Park Avenue Summer

Image of Park Avenue Summer
Author(s): 
Release Date: 
April 30, 2019
Publisher/Imprint: 
Berkley
Pages: 
368
Reviewed by: 

“For anyone who’s ever wanted to conquer the Big Apple, this novel allows a vicarious experience while witnessing close up the early saga of the force that Cosmopolitan became for Helen Gurley Brown’s ‘girls’ across America.”

Now that the sixties are officially considered the approved landscape of “historical fiction,” there seem to be many works to choose from set in that decade. Park Avenue Summer, inspired by the TV series Mad Men, a coming-of-age beach read, takes place during the summer of 1965 leading up to the first issue of Cosmopolitan magazine under the aegis of Helen Gurley Brown. Just enough time for Alice, a greenhorn from a small Midwestern town to have as many thrills as an attractive, intelligent and hard-working young woman might hope for on her first foray into New York.

Alice has come to the Big Apple in homage to her mother, who died in a car accident when Alice was 13, and whose essence Alice seems to encounter wherever she goes. Alice’s mother, originally from New York, fell in love with her father here, but returned to live the rest of her life in a small town in Ohio.

Alice’s mission is to become a photographer, but she’s driven to understand her mother and to make her proud. Along this thread, Elaine Sloan, an old New York friend of her mother, recommends Alice to work as secretary and gopher girl for Helen Gurley Brown, the first woman editor of Cosmopolitan.

The magazine is at a crossroads, and Brown, famous for her bestseller Sex and the Single Girl, has been hired to steer it confidently into its next issue. Alice is poised to tell this story.

The story gets going when Brown begins to make her intentions for the magazine clear, and the rest of this publishing bubble dig in their heels in resistance. The problem is, Hearst, its publisher, has lost its nerve, and Brown stands firm with her plan to titillate “her girls”—young, independent women who have taken the “free love” message to heart, and just need a little encouragement to have a fulfilling sex life.

As Brown’s right-hand girl, Alice witnesses resignations of editors, writers, and photographers, as well as every battle created by Brown’s intentions for the magazine. Alice becomes Brown’s steadfast supporter, describing a small woman with a huge personality, dressed impeccably in fashionable outfits, (scarred only by a run snagged in her stocking), snapping pencils in frustration, taking “nooners” with her husband at lunchtime when the going gets rough.

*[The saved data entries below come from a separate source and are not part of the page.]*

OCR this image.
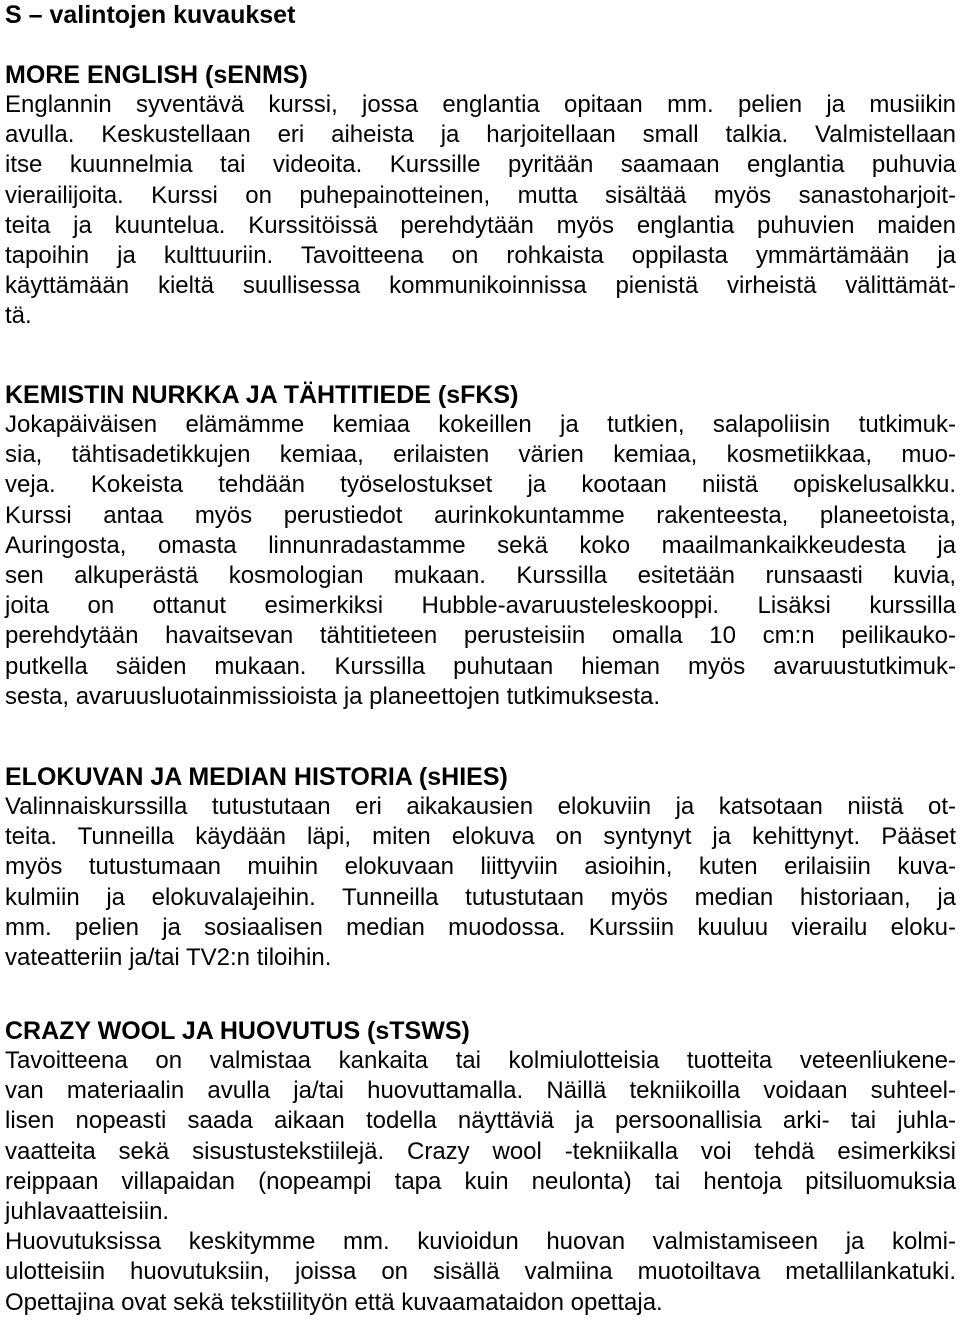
S – valintojen kuvaukset
MORE ENGLISH (sENMS)
Englannin syventävä kurssi, jossa englantia opitaan mm. pelien ja musiikin
avulla. Keskustellaan eri aiheista ja harjoitellaan small talkia. Valmistellaan
itse kuunnelmia tai videoita. Kurssille pyritään saamaan englantia puhuvia
vierailijoita. Kurssi on puhepainotteinen, mutta sisältää myös sanastoharjoit-
teita ja kuuntelua. Kurssitöissä perehdytään myös englantia puhuvien maiden
tapoihin ja kulttuuriin. Tavoitteena on rohkaista oppilasta ymmärtämään ja
käyttämään kieltä suullisessa kommunikoinnissa pienistä virheistä välittämät-
tä.
KEMISTIN NURKKA JA TÄHTITIEDE (sFKS)
Jokapäiväisen elämämme kemiaa kokeillen ja tutkien, salapoliisin tutkimuk-
sia, tähtisadetikkujen kemiaa, erilaisten värien kemiaa, kosmetiikkaa, muo-
veja. Kokeista tehdään työselostukset ja kootaan niistä opiskelusalkku.
Kurssi antaa myös perustiedot aurinkokuntamme rakenteesta, planeetoista,
Auringosta, omasta linnunradastamme sekä koko maailmankaikkeudesta ja
sen alkuperästä kosmologian mukaan. Kurssilla esitetään runsaasti kuvia,
joita on ottanut esimerkiksi Hubble-avaruusteleskooppi. Lisäksi kurssilla
perehdytään havaitsevan tähtitieteen perusteisiin omalla 10 cm:n peilikauko-
putkella säiden mukaan. Kurssilla puhutaan hieman myös avaruustutkimuk-
sesta, avaruusluotainmissioista ja planeettojen tutkimuksesta.
ELOKUVAN JA MEDIAN HISTORIA (sHIES)
Valinnaiskurssilla tutustutaan eri aikakausien elokuviin ja katsotaan niistä ot-
teita. Tunneilla käydään läpi, miten elokuva on syntynyt ja kehittynyt. Pääset
myös tutustumaan muihin elokuvaan liittyviin asioihin, kuten erilaisiin kuva-
kulmiin ja elokuvalajeihin. Tunneilla tutustutaan myös median historiaan, ja
mm. pelien ja sosiaalisen median muodossa. Kurssiin kuuluu vierailu eloku-
vateatteriin ja/tai TV2:n tiloihin.
CRAZY WOOL JA HUOVUTUS (sTSWS)
Tavoitteena on valmistaa kankaita tai kolmiulotteisia tuotteita veteenliukene-
van materiaalin avulla ja/tai huovuttamalla. Näillä tekniikoilla voidaan suhteel-
lisen nopeasti saada aikaan todella näyttäviä ja persoonallisia arki- tai juhla-
vaatteita sekä sisustustekstiilejä. Crazy wool -tekniikalla voi tehdä esimerkiksi
reippaan villapaidan (nopeampi tapa kuin neulonta) tai hentoja pitsiluomuksia
juhlavaatteisiin.
Huovutuksissa keskitymme mm. kuvioidun huovan valmistamiseen ja kolmi-
ulotteisiin huovutuksiin, joissa on sisällä valmiina muotoiltava metallilankatuki.
Opettajina ovat sekä tekstiilityön että kuvaamataidon opettaja.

Meanwhile Alice is attracted to “a player,” a handsome young man working for Hearst with pockets deep enough to wine and dine her at New York’s most famous restaurants on their lunch breaks. When he asks her to spy on Brown for him, she refuses but is lured into a satisfying sexual relationship with him—encouraged by Brown. 

As a wannabe photographer, Alice needs to bring her work up to the New York level. She meets Christopher, who introduces her to the world of high fashion photography. As the August issue nears publication, and Brown chooses a bosomy woman for the cover instead of Sean Connery, Brown gambles the future of her career in New York against the success of her version of the magazine.

The era is recaptured detail by detail, including a lot of cigarette smoking and drinking. In Park Avenue Summer, New York doesn’t really resemble the rest of America in 1965; the reader doesn’t see much about civil rights, the Vietnam War, LSD, hippies and everything else going on in that decade. The city of “My Way” is still wearing a suit and gazing at its own stylish, white male navel. The urgent intrigues circle around the glamorous world of photo shoots, writing and publishing, martini lunches, art openings, cigarettes, and expensive, hip restaurants. Amid this chaos Helen Gurley Brown and her Cosmopolitan magazine create a sideways version of women’s liberation: great sex and how to get it and enjoy it.

It’s seductive and pleasing to enter the world of Park Avenue Summer for nostalgia about the fantasy of New York in the sixties. For anyone who’s ever wanted to conquer the Big Apple, this novel allows a vicarious experience while witnessing close up the early saga of the force that Cosmopolitan became for Helen Gurley Brown’s “girls” across America.